También es consciente de que, ante la incógnita que supone una nueva compañía, el público va a verla a ella. A pesar de esto no chupa cámara, pero está claro que es la estrella. En una película habría que decir que es la protagonista. Y en la película que se proyecta lo es. El centro de todo cuando está en escena.
Y lo que mejor lo ejemplifica es ese momento que ella sale con vestido rojo de larga cola y ocupa el escenario al completo. Ese campo de amapolas que arrastra, en lo que se convirtieron muchos de los campos de batallas en la Primera Guerra Mundial. Amapola que se usa en los países anglosajones para recordar a dichos soldados y que se llevan en la solapa cada once de noviembre.
Con todo esto se ha hecho un ballet muy agradable. Donde los bailarines y bailarinas más jóvenes aportan la energía que necesitan las escenas. Y la pareja más mayor, Lacarra Goldwin, la serenidad necesaria para contar una historia de amor, de intimidad, y, en concreto, la desgraciada historia romántica de los dos protagonistas.
Lo hacen con un conocimiento teatral de mucha calidad.

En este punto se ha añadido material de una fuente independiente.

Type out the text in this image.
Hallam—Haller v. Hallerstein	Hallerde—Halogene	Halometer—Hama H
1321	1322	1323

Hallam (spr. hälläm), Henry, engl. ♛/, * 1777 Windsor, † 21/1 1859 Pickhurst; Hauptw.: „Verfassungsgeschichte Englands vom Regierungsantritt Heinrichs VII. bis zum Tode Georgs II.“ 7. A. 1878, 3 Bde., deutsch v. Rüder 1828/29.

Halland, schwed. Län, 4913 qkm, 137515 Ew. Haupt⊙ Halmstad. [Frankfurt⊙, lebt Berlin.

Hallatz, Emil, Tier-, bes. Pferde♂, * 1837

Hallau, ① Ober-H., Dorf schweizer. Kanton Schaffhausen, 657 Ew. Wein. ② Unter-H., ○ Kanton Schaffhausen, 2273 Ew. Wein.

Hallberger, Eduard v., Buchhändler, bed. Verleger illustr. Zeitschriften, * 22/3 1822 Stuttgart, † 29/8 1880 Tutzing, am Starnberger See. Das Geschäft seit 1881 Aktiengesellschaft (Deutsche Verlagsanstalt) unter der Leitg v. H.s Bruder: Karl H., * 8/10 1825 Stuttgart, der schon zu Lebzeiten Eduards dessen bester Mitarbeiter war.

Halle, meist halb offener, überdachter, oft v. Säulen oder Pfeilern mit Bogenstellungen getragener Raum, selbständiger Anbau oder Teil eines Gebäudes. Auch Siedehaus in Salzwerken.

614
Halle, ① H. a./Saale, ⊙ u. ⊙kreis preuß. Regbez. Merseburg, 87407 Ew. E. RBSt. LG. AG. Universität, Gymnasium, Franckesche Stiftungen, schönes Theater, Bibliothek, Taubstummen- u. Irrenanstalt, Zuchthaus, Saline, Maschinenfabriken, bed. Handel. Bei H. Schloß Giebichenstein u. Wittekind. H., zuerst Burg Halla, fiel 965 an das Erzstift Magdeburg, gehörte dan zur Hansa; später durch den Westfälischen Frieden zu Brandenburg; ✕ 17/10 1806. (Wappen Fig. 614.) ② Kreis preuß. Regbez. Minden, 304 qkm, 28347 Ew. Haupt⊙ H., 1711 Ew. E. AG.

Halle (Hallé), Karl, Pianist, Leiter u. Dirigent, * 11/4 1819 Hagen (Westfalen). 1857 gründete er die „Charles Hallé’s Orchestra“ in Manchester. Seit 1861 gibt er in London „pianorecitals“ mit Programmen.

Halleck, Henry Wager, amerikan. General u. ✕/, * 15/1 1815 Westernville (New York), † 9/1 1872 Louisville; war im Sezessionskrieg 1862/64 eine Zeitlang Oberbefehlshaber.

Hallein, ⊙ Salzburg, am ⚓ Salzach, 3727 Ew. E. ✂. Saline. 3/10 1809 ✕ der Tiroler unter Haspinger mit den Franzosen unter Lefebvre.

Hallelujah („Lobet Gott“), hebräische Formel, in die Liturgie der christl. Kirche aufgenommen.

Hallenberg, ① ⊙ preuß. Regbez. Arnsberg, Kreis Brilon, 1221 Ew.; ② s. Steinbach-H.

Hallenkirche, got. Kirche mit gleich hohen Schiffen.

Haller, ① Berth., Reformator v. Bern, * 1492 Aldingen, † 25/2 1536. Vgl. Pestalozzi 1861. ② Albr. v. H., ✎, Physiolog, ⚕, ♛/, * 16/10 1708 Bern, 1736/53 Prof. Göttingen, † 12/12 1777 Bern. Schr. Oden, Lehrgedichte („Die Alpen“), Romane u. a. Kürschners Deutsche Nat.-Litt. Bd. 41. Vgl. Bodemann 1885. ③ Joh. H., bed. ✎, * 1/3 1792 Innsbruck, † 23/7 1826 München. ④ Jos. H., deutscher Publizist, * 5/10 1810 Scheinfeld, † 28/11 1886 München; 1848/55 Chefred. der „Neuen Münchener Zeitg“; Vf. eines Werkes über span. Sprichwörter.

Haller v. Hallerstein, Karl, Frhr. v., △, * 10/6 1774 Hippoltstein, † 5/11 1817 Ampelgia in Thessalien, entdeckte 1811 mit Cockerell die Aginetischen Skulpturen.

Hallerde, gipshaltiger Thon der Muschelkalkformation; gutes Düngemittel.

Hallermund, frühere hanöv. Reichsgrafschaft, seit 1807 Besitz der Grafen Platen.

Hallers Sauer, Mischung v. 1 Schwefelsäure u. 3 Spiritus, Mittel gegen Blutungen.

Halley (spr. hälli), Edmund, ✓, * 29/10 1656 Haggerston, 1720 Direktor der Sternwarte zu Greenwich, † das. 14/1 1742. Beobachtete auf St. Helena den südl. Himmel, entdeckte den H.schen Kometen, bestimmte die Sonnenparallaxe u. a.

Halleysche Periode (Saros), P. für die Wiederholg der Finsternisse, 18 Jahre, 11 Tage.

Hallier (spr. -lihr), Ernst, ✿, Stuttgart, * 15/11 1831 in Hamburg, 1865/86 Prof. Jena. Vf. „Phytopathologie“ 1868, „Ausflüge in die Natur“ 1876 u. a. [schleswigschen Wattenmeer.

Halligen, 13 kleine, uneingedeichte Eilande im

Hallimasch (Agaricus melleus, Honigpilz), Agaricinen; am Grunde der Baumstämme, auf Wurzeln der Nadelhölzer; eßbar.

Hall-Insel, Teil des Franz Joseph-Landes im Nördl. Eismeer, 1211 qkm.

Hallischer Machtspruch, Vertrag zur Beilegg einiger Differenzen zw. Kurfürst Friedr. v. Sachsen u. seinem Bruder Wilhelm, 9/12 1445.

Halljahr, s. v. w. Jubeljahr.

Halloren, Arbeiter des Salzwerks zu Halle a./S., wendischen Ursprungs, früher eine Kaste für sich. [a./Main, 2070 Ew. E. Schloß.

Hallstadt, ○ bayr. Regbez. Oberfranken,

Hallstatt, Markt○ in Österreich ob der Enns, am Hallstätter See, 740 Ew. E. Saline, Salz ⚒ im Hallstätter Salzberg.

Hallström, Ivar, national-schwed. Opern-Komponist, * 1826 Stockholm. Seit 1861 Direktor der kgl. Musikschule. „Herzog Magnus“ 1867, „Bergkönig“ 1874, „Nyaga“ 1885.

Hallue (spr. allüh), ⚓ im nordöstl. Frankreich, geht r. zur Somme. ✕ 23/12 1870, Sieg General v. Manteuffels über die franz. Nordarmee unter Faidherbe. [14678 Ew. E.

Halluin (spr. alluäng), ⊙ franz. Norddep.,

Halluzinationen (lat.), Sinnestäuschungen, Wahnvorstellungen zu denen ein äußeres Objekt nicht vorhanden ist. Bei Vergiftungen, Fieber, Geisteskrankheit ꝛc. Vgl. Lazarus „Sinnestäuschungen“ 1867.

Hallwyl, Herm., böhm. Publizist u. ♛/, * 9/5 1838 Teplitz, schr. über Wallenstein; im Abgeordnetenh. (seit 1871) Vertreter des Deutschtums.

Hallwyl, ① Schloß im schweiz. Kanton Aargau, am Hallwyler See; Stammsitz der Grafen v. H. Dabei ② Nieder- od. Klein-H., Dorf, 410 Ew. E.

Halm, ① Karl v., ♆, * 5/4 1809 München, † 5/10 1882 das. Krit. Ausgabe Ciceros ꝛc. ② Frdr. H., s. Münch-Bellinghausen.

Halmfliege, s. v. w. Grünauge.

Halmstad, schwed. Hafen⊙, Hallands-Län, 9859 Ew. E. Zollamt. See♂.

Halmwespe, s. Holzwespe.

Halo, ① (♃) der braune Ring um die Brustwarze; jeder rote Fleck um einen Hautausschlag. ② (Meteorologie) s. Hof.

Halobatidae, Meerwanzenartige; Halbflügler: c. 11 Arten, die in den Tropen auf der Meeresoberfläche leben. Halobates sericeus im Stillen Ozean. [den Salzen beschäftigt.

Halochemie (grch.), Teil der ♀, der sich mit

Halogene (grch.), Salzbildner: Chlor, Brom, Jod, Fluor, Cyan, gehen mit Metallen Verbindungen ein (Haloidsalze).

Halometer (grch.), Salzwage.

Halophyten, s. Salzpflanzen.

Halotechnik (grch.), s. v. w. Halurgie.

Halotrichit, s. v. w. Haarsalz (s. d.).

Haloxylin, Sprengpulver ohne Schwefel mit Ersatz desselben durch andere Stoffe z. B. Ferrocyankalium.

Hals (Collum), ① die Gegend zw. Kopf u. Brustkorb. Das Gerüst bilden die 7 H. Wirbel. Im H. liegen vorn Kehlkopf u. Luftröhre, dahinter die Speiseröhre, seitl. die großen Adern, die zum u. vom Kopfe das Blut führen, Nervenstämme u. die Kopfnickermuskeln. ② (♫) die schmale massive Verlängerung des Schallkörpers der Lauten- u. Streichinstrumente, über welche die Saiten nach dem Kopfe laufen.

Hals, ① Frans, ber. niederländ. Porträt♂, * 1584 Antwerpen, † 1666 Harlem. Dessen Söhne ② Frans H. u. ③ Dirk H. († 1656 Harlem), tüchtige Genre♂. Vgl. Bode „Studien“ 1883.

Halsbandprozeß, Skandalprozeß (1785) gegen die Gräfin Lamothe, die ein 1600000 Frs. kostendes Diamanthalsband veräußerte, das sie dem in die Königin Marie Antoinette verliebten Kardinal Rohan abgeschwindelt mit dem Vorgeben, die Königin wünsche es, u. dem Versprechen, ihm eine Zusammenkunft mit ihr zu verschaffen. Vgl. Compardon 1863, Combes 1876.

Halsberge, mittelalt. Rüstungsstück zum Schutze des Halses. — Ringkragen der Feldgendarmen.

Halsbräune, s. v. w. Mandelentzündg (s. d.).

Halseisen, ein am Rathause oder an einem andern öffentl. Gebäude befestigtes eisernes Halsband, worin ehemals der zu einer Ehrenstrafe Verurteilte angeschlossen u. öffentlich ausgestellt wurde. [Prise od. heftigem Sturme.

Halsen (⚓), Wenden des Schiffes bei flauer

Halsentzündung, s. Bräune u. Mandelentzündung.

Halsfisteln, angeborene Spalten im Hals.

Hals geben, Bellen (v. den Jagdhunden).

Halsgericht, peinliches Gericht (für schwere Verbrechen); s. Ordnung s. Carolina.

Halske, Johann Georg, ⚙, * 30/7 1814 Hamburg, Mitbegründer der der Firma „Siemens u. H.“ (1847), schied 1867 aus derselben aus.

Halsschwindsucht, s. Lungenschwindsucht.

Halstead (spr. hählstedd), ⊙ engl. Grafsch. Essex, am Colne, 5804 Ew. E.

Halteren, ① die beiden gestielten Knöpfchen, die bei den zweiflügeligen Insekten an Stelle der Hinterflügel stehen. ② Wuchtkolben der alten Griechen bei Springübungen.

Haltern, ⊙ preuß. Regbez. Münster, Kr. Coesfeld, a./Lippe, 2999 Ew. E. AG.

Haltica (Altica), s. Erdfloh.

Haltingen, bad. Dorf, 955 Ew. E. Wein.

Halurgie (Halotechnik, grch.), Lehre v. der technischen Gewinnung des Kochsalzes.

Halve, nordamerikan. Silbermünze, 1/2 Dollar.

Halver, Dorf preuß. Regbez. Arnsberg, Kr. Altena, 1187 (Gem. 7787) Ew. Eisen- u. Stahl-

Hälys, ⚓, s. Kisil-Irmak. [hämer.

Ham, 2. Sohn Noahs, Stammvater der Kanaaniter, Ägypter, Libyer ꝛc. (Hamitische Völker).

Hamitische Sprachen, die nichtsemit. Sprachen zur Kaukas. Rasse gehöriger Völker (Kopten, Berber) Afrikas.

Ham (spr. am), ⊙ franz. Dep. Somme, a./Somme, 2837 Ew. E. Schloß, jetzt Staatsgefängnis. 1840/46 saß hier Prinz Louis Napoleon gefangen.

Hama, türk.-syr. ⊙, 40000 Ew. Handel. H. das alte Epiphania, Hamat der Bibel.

Donde la luz, las telas usadas, las proyecciones y los telones en los que se proyecta, permiten crear un espacio escénico en el que poner en valor los gestos, las posturas, los movimientos y las imágenes creadas por los cuerpos al bailar y moverse por el escenario. Algo que va más allá de la técnica, porque lo importante es la historia.
La música elegida ayuda y mucho. Partiendo de Rachmaninov y su romanticismo al que unen al más contemporáneo Max Richter. Y no se sabe si por la presencia del film que se proyecta, la banda sonora de este espectáculo tiene un aire de película romántica de calidad que hace olvidar que son composiciones clásicas, aunque una de ellas esté escrita por el minimalista Richter. Por lo que es una pena que por problemas de producción no puedan oírse tocadas por una orquesta en directo.
Así que bienvenida sea esta iniciativa, que sin duda complacerá al público allá donde vaya. Al del ballet clásico y al de la danza contemporánea por igual. Pues en esta pieza se ha encontrado un equilibrio entre ambos modos de bailar. A lo que se añade que apunte a la necesidad de crear ante todo belleza y, aunque no llega, se queda cerca. Lo que, al menos en España, debería garantizarle una gira que permita a esta compañía seguir corriendo el riesgo económico que en toda sociedad capitalista o democracia liberal conlleva el riesgo artístico. Riesgo que, por lo que se ve en escena, es el que le interesa a esta compañía que comienza a dar sus primeros pasos de baile.